The largest density of sodium ions is observed in the S1 and in the NA1 and NA2 sites. We find that sodium ions reside for some time just outside the NA1 and NA2 binding sites before final binding. Important to note that in two simulations a third sodium was present at the S1 site. This increasing sodium density towards NA1 and NA2 is indicative of a force generated by SERT that attracts sodium ions. Figure 3B shows water density and therefore indicates the size of the outer vestibule. A comparison between the density of sodium and the area occupied by water shows that sodium spreads through most of the volume of the outer vestibule. An important exception seems to be the region surrounding R104. While the positive charge of the arginine will create a repulsive force acting on the positively charged sodium ions, the extracellular salt-bridge partner E493 and the adjacent E494 are highly attractive and form the temporary sodium binding site. While reaching to most of the vestibule volume, the density of sodium occupancy suggests that sodium follows a preferred path through the vestibule.

Complementary to the relative sodium density, we quantified the average displacement of sodium ions by taking a snapshot every 10 ps, averaged over the 51 trajectories. Figure 3C shows the average displacement of sodium ions mapped to the starting position of the first of the two consecutive frames. In the vestibule, the average displacement is smaller as compared to the extracellular solutions, showing that the velocity of sodium diffusion is lower within the vestibule. Sodium displacement is not equally reduced throughout the outer vestibule. The regions of very low displacement of 7.5 nm/ns or smaller are associated with the regions of high sodium density because a sodium ion remains in this region of higher density for a longer time. A comparison between sodium density (Figure 3A) and average sodium displacement (Figure 3C) indicates that high sodium density and small displacements are not fully correlated. This is most evident at the transient sodium binding site at the EC gate and in the region connecting it to the S1. The upper part of the high sodium density at the outer gate shows high sodium displacement, which is consistent with repeated fast sodium entering and leaving the region. In contrast, at the lower end of the transient sodium binding site at the EC gate, the average sodium displacement is very low (5–7.5 nm/ns), indicative of a more specific ion binding site, which nevertheless remains transient. This data indicates that sodium becomes first dynamically recruited from the extracellular medium and is guided towards the transient binding site at the EC gate. The region between this transient sodium binding site and the S1 substrate binding site shows an increased displacement of 10 nm/ns. The same region overlaps partially with high sodium density in the S1, showing that at the upper end of the S1 the average movement of sodium is relatively fast. In contrast to these fast movements, in the S1 regions juxtaposed to NA1 and NA2, movements of sodium ions are below 3 nm/ns, indicative of an increasingly strong attracted sodium. Sodium ions remain associated to these temporary sites for some time before entering NA1 or NA2. Similar sites have been identified in the bacterial homolog LeuT (Zomot et al., 2015).
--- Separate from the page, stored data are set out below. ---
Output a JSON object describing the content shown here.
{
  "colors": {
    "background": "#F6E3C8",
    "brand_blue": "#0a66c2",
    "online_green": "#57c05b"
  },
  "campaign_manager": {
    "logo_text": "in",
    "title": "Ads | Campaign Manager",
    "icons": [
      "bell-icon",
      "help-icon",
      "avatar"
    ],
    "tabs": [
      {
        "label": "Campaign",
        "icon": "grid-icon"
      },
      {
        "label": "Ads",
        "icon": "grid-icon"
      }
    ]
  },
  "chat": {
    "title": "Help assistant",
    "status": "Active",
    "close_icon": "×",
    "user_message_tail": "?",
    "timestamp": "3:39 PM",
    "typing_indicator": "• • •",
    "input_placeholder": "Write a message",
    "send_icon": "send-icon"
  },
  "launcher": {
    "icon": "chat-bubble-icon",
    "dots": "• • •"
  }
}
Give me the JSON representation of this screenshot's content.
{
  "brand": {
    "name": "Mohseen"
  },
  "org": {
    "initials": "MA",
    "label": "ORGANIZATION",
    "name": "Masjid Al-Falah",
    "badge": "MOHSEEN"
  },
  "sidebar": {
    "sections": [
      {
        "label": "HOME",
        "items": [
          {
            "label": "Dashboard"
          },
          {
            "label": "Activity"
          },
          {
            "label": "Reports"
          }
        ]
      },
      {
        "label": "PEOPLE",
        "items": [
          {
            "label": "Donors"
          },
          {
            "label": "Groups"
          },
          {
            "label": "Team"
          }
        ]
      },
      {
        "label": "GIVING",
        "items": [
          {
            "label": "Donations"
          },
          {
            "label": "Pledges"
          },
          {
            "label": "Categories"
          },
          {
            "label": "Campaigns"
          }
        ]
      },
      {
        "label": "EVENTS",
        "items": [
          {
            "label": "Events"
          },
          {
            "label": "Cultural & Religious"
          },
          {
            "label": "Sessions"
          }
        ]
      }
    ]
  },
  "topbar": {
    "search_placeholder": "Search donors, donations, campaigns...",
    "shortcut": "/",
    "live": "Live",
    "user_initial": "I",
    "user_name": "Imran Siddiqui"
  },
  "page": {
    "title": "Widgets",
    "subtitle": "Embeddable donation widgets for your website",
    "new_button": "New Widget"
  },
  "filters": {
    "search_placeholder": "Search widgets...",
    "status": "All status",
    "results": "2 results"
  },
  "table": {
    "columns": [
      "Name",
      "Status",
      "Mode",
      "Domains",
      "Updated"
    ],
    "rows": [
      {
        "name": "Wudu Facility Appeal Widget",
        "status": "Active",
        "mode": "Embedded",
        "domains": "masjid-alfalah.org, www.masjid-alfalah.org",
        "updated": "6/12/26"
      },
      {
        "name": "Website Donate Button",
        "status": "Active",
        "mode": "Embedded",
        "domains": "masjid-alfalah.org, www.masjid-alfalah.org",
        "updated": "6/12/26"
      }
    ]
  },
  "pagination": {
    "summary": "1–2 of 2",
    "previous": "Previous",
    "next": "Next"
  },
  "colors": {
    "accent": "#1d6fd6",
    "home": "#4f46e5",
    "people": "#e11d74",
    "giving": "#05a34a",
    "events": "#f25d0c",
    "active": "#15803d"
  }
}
Binding of Sodium to the Binding Sites NA1 and NA2

Sodium ions entering NA1 and NA2 are the final steps of binding to SERT. Figure 2 shows that the binding kinetics are similar, the association rate to NA1 being faster than to NA2. The binding of ligands to proteins is typically associated with structural changes. The mode of these structural changes can range from conformational selection (Monod et al., 1965), where a pre-existing conformation is selected by the ligand, to an induced-fit mechanism (Koshland et al., 1966), in which the protein assumes a new conformation upon ligand binding. To identify and quantify the structural change in NA1 and NA2 upon sodium binding, we defined a structural measure of the sodium binding site and correlated these with sodium association. Sodium is coordinated by several oxygen atoms from the SERT backbone and side chains. Figures 4A,E show a structural legend of the used measures, which consists of the average distance between all sodium coordinating atoms of SERT (NA1: A96-O, D98-CG, N101-OD, S336-O, S336-OH, N368-OD; NA2: G94-O, V97-O, and L434-O) and their center of mass. This average distance represents a quantification of the compactness of NA1 and NA2. The center of mass coincides well with the position of bound sodium ions if present.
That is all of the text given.